Consider a bell curve, fat in the middle and tailing off at either end. In an established company, for example, most of the activity is tried-and true process and procedure, the stuff in the middle that takes place over the medium term. Strategy and innovation are the tails on either end. One tail is the zone of long range planning, and on the other tail lies improvising, the art of the short term. Strategy and innovation are also inherently self-destructive, in that they aim to replace their hypothetical selves with proven processes and procedures.

They share another important quality, which is the essence of a true experiment: the ability to be wrong. Most of us don’t like that one! Our egos prefer to sit comfortably on a little perch of expertise and experience, where we can look straight ahead and judge everything that comes our way as being either right or wrong. This is why some of the most brilliant stuff comes from the outlying regions, where there is not so much invested in the status quo.

As a strategist, the outcast Genghis Khan learned from every conquest and systematically combined the tactics and technology of his foes. Coming from nothing, he wasn’t wedded to any one particular way of doing things. As innovators, the Wright brothers were true to the painstaking hands-on approach of their bicycle shop. They made systematic wind-tunnel experiments inspired by the shape of birds’ wings, while the top physicists of the day declared manned flight to be impossible based on theoretical calculations.

Great generals learn at least as much from battles lost as battles won. Edison was proud of his methodical, trial and (mostly) error approach. Einstein ransacked libraries until he chanced upon a mathematics that described multidimensional spaces. Modern software developers intentionally release flawed beta versions of new programs so early adopters can identify the bugs.

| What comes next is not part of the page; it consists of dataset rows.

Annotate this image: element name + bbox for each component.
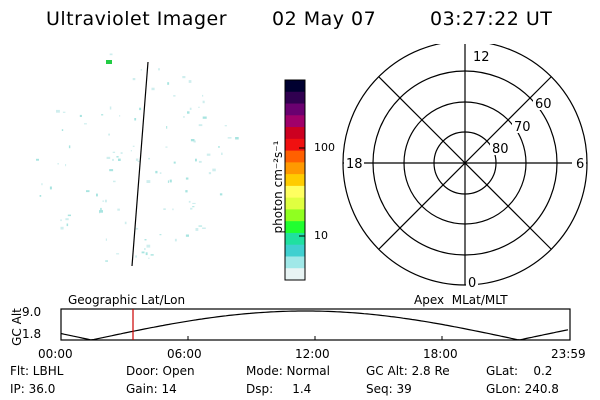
uv-image-panel <box>36 53 239 267</box>
colorbar-band <box>285 174 305 187</box>
colorbar-band <box>285 80 305 93</box>
altitude-curve <box>60 310 569 341</box>
colorbar-band <box>285 256 305 269</box>
mlt-label-left: 18 <box>346 157 363 172</box>
colorbar-band <box>285 162 305 175</box>
colorbar-units-label: photon cm⁻²s⁻¹ <box>271 140 285 234</box>
colorbar-tick-10: 10 <box>314 229 328 242</box>
mlat-label-60: 60 <box>535 97 552 112</box>
colorbar-band <box>285 103 305 116</box>
timeline-xtick-3: 18:00 <box>423 347 458 361</box>
timeline-plot <box>60 308 571 341</box>
imager-title: Ultraviolet Imager <box>46 8 228 30</box>
param-gain: Gain: 14 <box>126 382 177 396</box>
param-door: Door: Open <box>126 364 195 378</box>
colorbar-band <box>285 115 305 128</box>
colorbar-band <box>285 127 305 140</box>
timeline-ytick-top: 9.0 <box>22 305 42 319</box>
polar-grid: 12 18 6 0 60 70 80 <box>342 44 588 291</box>
timeline-left-caption: Geographic Lat/Lon <box>68 293 186 307</box>
mlat-label-80: 80 <box>492 142 509 157</box>
timeline-xtick-0: 00:00 <box>38 347 73 361</box>
colorbar-band <box>285 138 305 152</box>
param-seq: Seq: 39 <box>366 382 412 396</box>
mlat-label-70: 70 <box>514 120 531 135</box>
param-ip: IP: 36.0 <box>10 382 56 396</box>
colorbar-tick-100: 100 <box>314 141 335 154</box>
param-mode: Mode: Normal <box>246 364 330 378</box>
colorbar-band <box>285 185 305 199</box>
param-dsp: Dsp: 1.4 <box>246 382 312 396</box>
colorbar-band <box>285 209 305 222</box>
colorbar-band <box>285 268 305 281</box>
timeline-right-caption: Apex MLat/MLT <box>414 293 508 307</box>
time-label: 03:27:22 UT <box>430 8 553 30</box>
timeline-xtick-2: 12:00 <box>295 347 330 361</box>
colorbar <box>284 79 306 281</box>
param-gc-alt: GC Alt: 2.8 Re <box>366 364 450 378</box>
date-label: 02 May 07 <box>272 8 377 30</box>
colorbar-band <box>285 232 305 246</box>
colorbar-band <box>285 221 305 234</box>
timeline-xtick-1: 06:00 <box>167 347 202 361</box>
auroral-emission-speckles <box>36 53 239 262</box>
limb-line <box>131 61 149 267</box>
colorbar-band <box>285 150 305 163</box>
timeline-ytick-bottom: 1.8 <box>22 327 42 341</box>
mlt-label-bottom: 0 <box>468 276 476 291</box>
param-glon: GLon: 240.8 <box>486 382 559 396</box>
param-glat: GLat: 0.2 <box>486 364 553 378</box>
timeline-xtick-4: 23:59 <box>551 347 586 361</box>
colorbar-band <box>285 244 305 257</box>
mlt-label-top: 12 <box>473 50 490 65</box>
param-filter: Flt: LBHL <box>10 364 64 378</box>
colorbar-band <box>285 197 305 210</box>
mlt-label-right: 6 <box>576 157 584 172</box>
colorbar-band <box>285 91 305 105</box>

The ever-shifting balance between planning and improvising is well illustrated by the Normandy landings during D-Day. The plan called for the Allies’ naval vessels to lie well offshore, out of reach of the German heavy guns. But when the ships’ commanders realized the troops were being mowed down on the shoreline, they disregarded orders and improvised, moving in closer so their guns could take out key German gun emplacements. This act of disobedience allowed Allied troops to establish a beachhead—the beginning of the end of the Second World War.

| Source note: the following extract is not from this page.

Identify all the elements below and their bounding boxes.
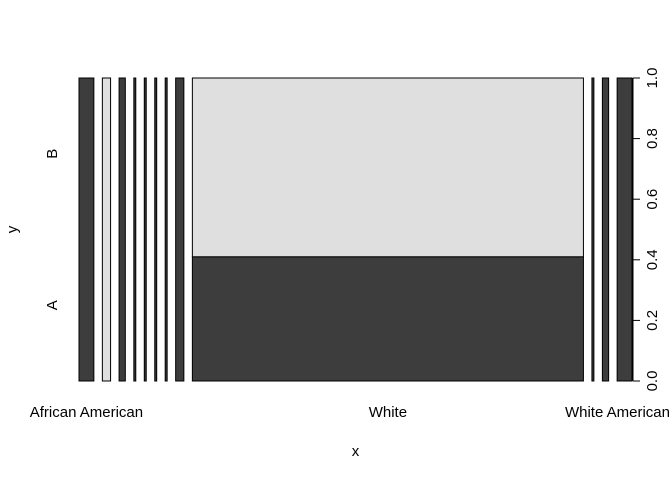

In the early stages, a start-up company is mostly about strategy: speculative ideas, concepts, and goals. There are few resources or processes. “The middle of the bell curve is mostly empty. The activity, and the value, is at both ends. If the company is able to attract financing and people, it is able to create processes: detailed plans, departments, products or services, a path to market. It fills in the middle of the curve. Strategy and innovation have done their jobs and can retire, at least for the moment, into the background.